La guerra delle donne
Naïma
2500 battute

 
Piove a dirotto oggi. Sto maledicendo ogni dannato giorno che passa da un paio di mesi. In questa trincea fangosa non si respira, l’uniforme mi s’incolla addosso, ho il fango anche nel cervello.
Accendersi una sigaretta è impossibile. Sono di sentinella e non conto più le ore di veglia. So che non servirà a niente dare l’allarme per tempo, tanto non siamo pronte, non saremo mai pronte, né noi, né loro. Ed infatti non sono io a dare l’allarme ma una di ricognizione: la vedo correre verso la trincea ed inarcare la schiena sotto i colpi nemici prima di finire a terra.
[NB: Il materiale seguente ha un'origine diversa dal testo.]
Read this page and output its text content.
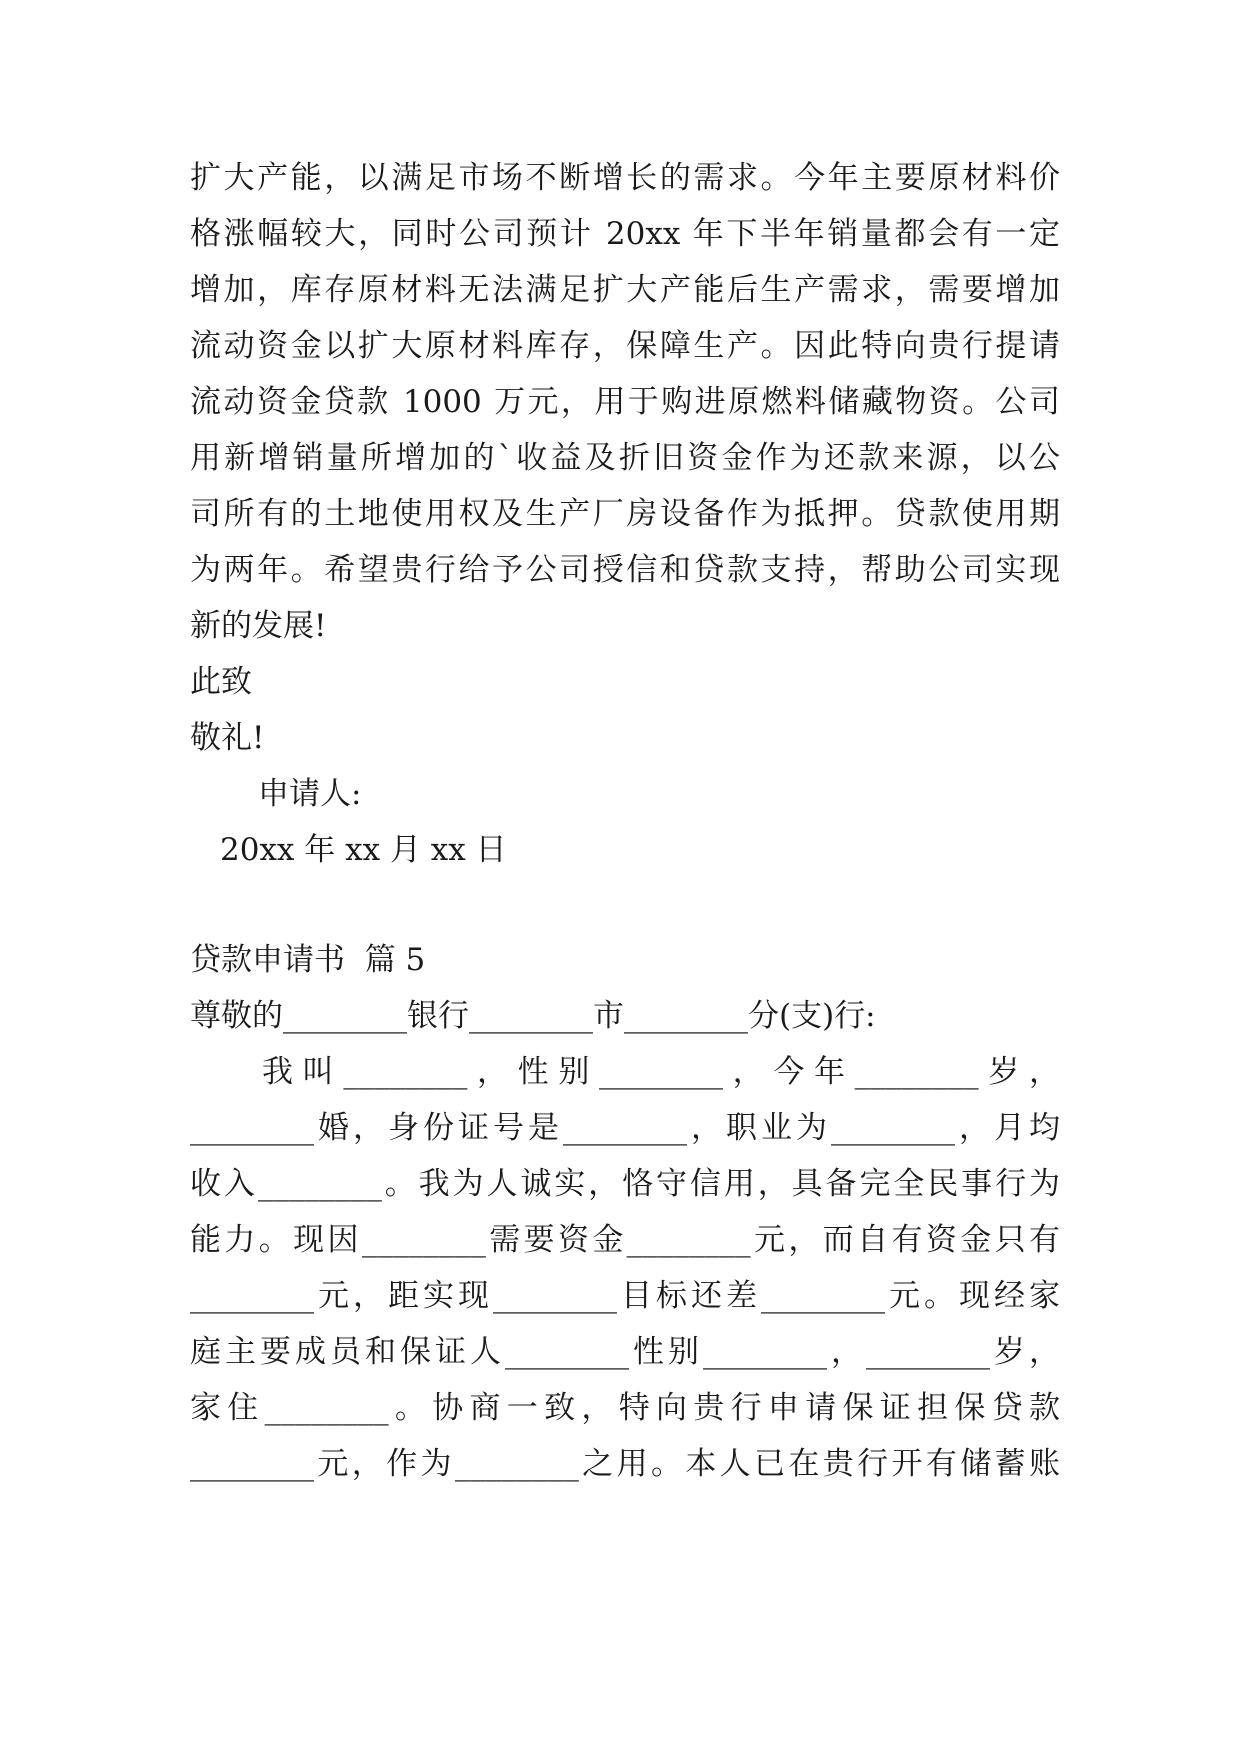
扩大产能，以满足市场不断增长的需求。今年主要原材料价
格涨幅较大，同时公司预计 20xx 年下半年销量都会有一定
增加，库存原材料无法满足扩大产能后生产需求，需要增加
流动资金以扩大原材料库存，保障生产。因此特向贵行提请
流动资金贷款 1000 万元，用于购进原燃料储藏物资。公司
用新增销量所增加的`收益及折旧资金作为还款来源，以公
司所有的土地使用权及生产厂房设备作为抵押。贷款使用期
为两年。希望贵行给予公司授信和贷款支持，帮助公司实现
新的发展!
此致
敬礼!
申请人:
20xx 年 xx 月 xx 日
贷款申请书  篇 5
尊敬的________银行________市________分(支)行:
我叫________，性别________，今年________岁，
________婚，身份证号是________，职业为________，月均
收入________。我为人诚实，恪守信用，具备完全民事行为
能力。现因________需要资金________元，而自有资金只有
________元，距实现________目标还差________元。现经家
庭主要成员和保证人________性别________，________岁，
家住________。协商一致，特向贵行申请保证担保贷款
________元，作为________之用。本人已在贵行开有储蓄账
Per sempre.
Ho con me un fedele compagno: un mitra Thompson M1928. Certo, dal 1928 ad oggi, si è fatto passi da gigante nell’inventare nuove armi: nei secoli da allora trascorsi, si sono prodotti congegni sempre più sofisticati che avrebbero dovuto avere come sola conseguenza il rendere inutile farsi la guerra: ma questa è sempre stata strumento dei potenti, nulla a che vedere con gli ideali.
Dapprincipio si usavano armi di ultima generazione, poi qualcuno ha scelto di tornare sempre più indietro ed oggi abbiamo in dotazione proiettili e polvere da sparo, armi bianche. Con le prime avevi speranza di disintegrarti nel nulla in un nanosecondo senza soffrire, con le ultime la guerra è più cruenta, dolorosa, in un certo senso più spettacolare: i combattimenti vengono ripresi da troupes televisive in elicottero. Noi non abbiamo elicotteri, non abbiamo aerei: lottiamo corpo a corpo, rotolando nella polvere. Si combatte in zone franche, lontane dai centri abitati. Migliaia di vite umane falciate ad ogni guerra.

Le donne, portatrici di vita e di pace, rappresentano i tre quarti di una sovrabbondante popolazione che asfissia il pianeta, sottrae risorse, minaccia la sopravvivenza delle classi elette. Per questo si è deciso di mandarle in numero sempre maggiore al fronte. Per ogni ripicca tra i potenti veniamo mandate a combattere.
La verità è che tutto questo è un pretesto: ci stanno decimando. Una specie di pulizia etnica, per ristabilire l’equilibrio.

Sembra stia smettendo di piovere. Sento un boato avanzare verso di noi, finalmente il mio comandante ordina l’attacco: salto fuori dalla trincea come se avessi il fuoco nelle gambe, vedo le truppe nemiche corrermi incontro, intuisco i corpi delle mie compagne cadere al suolo dietro di me.
Imbraccio il mio mitra e sparando mi getto nella mischia, nelle orecchie nient’altro che il mio disperato urlo di guerra. Donna contro donna. Non ci sarà nessun vincitore.